La justicia colombiana también determinó que en La Granja hubo cooperación de militares y policías de la región.

En 2015 la jueza María Consuelo

Rincón hizo una solicitud para que Álvaro Uribe, ya como senador, fuese investigado por “acción u omisión” en las masacres de La Granja y de El Aro.

Que Uribe haya permitido el funcionamiento de las células paramilitares y no ordenara a los agentes estatales a combatirlas, es de por sí un fuerte indicador de sus nexos con ellas.

Francisco Villalba, uno de los condenados por la masacre de El Aro, confesó ante las autoridades que el ex general Carlos Alberto Ospina fue cómplice en ambos exterminios de Antioquia. También acusó a Uribe de autor intelectual, aunque después se retractó.

Ospina sería designado comandante de las Fuerzas Militares de Colombia en la primera administración de Uribe. A Villalba lo asesinarían a balazos en 2009, cuando recién había pasado a cumplir arresto domiciliario.

Otras declaraciones de paramilitares volverían a mencionar que “las Autodefensas tuvieron apoyo de empresarios, la Policía, el Ejército y la Gobernación de Antioquia”.

Las masacres en San Roque (1996–1997) y el asesinato de Jesús María Ovalle (1998)

El 13 de junio de 1996, cuatro personas fueron asesinadas por hombres del Bloque Metro de las AUC. Este caso es el más mencionado de una serie de masacres que hubo en varios caseríos de San Roque, ejecutadas por el grupo paramilitar, que tenían como objetivo declarado erradicar al ELN de esa zona.

El testimonio de Juan Guillermo Monsalve, entrevistado por el senador Iván Cepeda en 2011, es fundamental para conocer las pruebas que involucra a Álvaro Uribe en la forjación de Bloque Metro.

Monsalve trabajaba en la hacienda Guacharacas de los Uribe Vélez. Le dijo a Cepeda que, como otros 54 trabajadores de la finca, fue ordenado por sus jefes a realizar exterminios en San Roque con el Bloque Metro, como retaliación a ataques contra su finca y robo de ganado, atribuidos a la presencia del ELN.

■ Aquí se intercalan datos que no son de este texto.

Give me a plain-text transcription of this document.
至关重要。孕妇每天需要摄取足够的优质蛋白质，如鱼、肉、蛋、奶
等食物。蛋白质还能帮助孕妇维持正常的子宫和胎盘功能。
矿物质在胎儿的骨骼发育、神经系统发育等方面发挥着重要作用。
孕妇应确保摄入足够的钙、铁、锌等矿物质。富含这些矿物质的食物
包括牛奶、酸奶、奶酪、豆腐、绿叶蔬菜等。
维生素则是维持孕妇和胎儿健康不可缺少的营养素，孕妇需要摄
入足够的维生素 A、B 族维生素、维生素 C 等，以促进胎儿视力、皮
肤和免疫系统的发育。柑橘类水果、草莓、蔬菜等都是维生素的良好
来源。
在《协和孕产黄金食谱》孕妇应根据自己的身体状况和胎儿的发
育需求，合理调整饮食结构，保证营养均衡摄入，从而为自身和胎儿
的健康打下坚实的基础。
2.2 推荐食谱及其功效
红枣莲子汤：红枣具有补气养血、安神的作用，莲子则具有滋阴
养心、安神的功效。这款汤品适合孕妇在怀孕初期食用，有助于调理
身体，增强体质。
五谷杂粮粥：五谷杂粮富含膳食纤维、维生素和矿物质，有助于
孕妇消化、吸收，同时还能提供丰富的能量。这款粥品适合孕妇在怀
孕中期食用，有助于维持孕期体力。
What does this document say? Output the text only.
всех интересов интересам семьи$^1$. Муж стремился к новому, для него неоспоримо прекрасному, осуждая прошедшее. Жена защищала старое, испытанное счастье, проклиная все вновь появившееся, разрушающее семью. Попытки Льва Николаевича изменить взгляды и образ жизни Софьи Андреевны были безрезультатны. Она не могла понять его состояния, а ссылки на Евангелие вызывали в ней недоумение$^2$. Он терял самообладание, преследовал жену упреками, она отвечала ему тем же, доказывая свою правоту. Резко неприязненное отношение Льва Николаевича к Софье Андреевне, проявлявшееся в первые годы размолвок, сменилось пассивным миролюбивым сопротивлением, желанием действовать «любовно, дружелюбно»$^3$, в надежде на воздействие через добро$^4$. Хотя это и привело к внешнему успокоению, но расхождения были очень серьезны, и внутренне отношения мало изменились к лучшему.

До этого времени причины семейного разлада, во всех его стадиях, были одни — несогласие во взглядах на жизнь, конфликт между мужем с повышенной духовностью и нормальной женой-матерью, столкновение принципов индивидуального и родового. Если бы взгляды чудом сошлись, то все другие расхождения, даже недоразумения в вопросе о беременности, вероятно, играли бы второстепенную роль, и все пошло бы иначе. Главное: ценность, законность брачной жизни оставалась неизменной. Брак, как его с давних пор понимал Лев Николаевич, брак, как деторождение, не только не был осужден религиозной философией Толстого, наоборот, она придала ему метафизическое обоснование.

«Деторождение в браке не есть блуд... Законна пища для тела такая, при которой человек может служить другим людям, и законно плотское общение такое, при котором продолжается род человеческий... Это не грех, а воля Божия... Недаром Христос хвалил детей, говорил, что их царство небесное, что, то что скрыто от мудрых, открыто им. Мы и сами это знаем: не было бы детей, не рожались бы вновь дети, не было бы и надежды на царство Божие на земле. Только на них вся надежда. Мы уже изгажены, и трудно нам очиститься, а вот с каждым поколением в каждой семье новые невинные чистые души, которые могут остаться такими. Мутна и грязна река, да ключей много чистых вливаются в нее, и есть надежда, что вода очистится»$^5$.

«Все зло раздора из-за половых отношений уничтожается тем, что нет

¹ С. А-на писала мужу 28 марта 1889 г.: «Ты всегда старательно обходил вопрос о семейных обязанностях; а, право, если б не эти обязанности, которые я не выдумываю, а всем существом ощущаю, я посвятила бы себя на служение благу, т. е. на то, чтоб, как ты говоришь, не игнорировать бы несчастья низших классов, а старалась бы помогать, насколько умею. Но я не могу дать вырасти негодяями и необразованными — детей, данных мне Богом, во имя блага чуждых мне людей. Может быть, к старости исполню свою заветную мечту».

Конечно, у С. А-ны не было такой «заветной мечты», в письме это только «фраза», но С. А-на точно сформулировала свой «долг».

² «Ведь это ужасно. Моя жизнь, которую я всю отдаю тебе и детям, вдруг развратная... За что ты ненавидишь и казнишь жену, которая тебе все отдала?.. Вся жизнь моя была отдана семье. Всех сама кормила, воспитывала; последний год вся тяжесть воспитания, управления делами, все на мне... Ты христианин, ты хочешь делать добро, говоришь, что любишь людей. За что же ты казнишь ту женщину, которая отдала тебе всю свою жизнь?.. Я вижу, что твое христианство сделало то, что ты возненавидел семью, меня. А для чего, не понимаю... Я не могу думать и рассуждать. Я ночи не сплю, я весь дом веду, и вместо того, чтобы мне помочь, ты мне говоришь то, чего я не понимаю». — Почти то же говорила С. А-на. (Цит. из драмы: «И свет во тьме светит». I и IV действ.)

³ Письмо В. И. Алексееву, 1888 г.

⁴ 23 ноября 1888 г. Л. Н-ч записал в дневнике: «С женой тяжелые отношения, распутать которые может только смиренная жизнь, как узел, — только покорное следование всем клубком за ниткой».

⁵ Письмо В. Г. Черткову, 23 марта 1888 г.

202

Concretamente, declaró que Uribe había ordenado la matanza que ocurrió en 1996. En la conversación grabada con Cepeda, también fue salpicado el hermano de Álvaro, Santiago Uribe Vélez. Hubo varias reuniones donde planificaron la “limpieza social”, junto con Santiago Gallón Henao, y los hermanos Luis Alberto Villegas y Juan Villegas, cada uno de ellos vinculados al negocio de la ganadería, pero también del narcotráfico y el paramilitarismo.

Según Monsalve, Uribe estaba encargado de “lo militar”.

“De 1996 al 31 de diciembre de 1997, fueron asesinados más de 150 ciudadanos de la región, entre ellos dirigentes de la acción comunal, campesinos humildes, dueños de tiendas comunitarias, profesores y transportadores”, dijo Jesús María Valle Jaramillo, abogado y activista de los derechos humanos, antes de ser asesinado, el 27 de febrero de 1998, por la banda de sicarios “La Terraza”.

Al seguir los casos de La Granja, El Aro y San Roque, Valle Jaramillo denunció un “acuerdo tácito” entre “el general Carlos Alberto Ospina; el comandante de la Policía de Antioquia, Carlos Emilio Gañán; el entonces gobernador Álvaro Uribe Vélez; Pedro Juan Moreno, ex secretario de Gobierno; y Carlos Castaño, comandante paramilitar”.

Instituciones colombianas y paramilitarismo unidos para contraatacar a los “temibles” campesinos que “asediaban” a indefensos ganaderos y narcotraficantes.

En 2018, el Tribunal Superior de Medellín condenó a 30 años de cárcel a los autores materiales del homicidio de Jaramillo y pidió que se abriera una investigación contra Uribe.